The problem is that if one defines data structures or API functions that use Boolean types for operation with both C and C++, it is all too easy to do something like:

#if defined(__cplusplus) || \


    defined(bool) /* for C compilation with C99 bool (macro) */


 typedef bool   bool_t;


#else


 typedef BOOL   bool_t;


#endif /* __cplusplus */

This is an accident waiting to happen, and I've seen this in the software of more than one client. I've also done this myself, once. A fair proportion of the APIs in the Synesis common libraries are implemented in good old C, and so the Synesis Bool type was a commonly used type. The problem was that in one function implemented in C the Bool return was efficiently derived from a called function that returned a 32-bit unsigned integer, which represented a path length. When path lengths stayed within the range 1 -> 255, everything worked swimmingly. However, the function eventually got recycled to work with URLs, and once a path length was longer than 255 and an exact multiple of 256, the whole thing came crashing down.

Because the offending part of that function was its return type, and symbol-naming schemes tend to ignore return types if they incorporate function signatures at all (see Chapter 7), there was no detection of the mismatch at compile/link time.

Naturally, I concede that such a mistake doesn't need a genius to spot, and I was seriously embarrassed to have made it. However, I'm someone who thinks about these things a lot, and that mistake had lain dormant in well-used code for several years before an error was precipitated! Once the error occurred it still took me the best part of two days of debugging before the lights went on.
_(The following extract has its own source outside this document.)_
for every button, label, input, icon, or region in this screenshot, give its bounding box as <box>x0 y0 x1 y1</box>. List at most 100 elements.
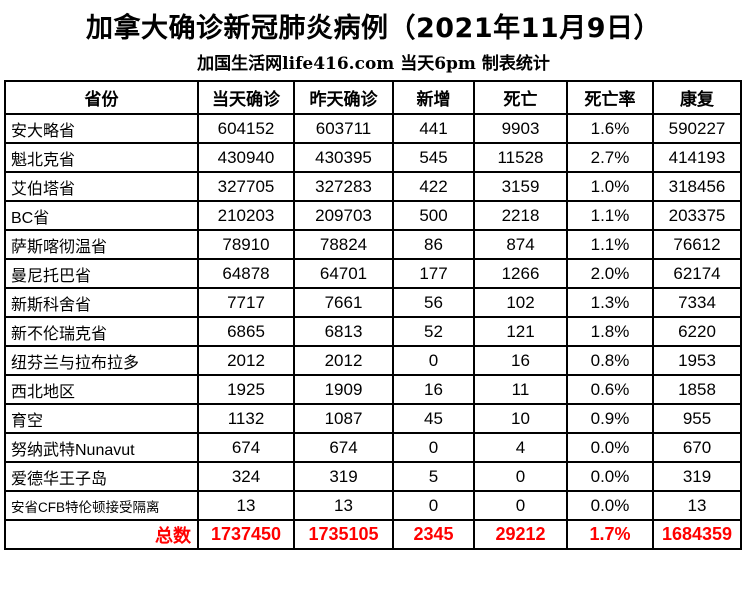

There are two seemingly conflicting views here. On the one hand I am berating the lack of fixed size for a bool type, and on the other hand I am arguing for a speed-efficiency based size, which, for me, translates to wanting it to be the same size as int. I contend that if bool was defined by the standard to have the same size as int, the "natural size of the architecture," then both requirements would be satisfied in one go. Thus code using bool could rely on its having a predictable size for any given architecture (actually we must say operating environment, since some operating systems can be virtually implemented on others, sometimes of a different word size), which would only restrict its being run on different architectures. All the other fundamental types prevent any such cross-execution anyway, so this is a nonproblem.

Imperfection: bool should be the same size as int.

The solution to this imperfection is, as it so often is, abstinence. I never use bool for anything that can possibly be accessed across multiple link units—dynamic/static libraries, supplied object files—which basically means not in functions or classes that appear outside of header files. The practical answer, such as it is, is to use a pseudo-Boolean type, which is the size of int. The Synesis Software public library headers define a type Boolean that does just that, and the use of bool is restricted to automatic variables and exclusively C++-specific compilation units.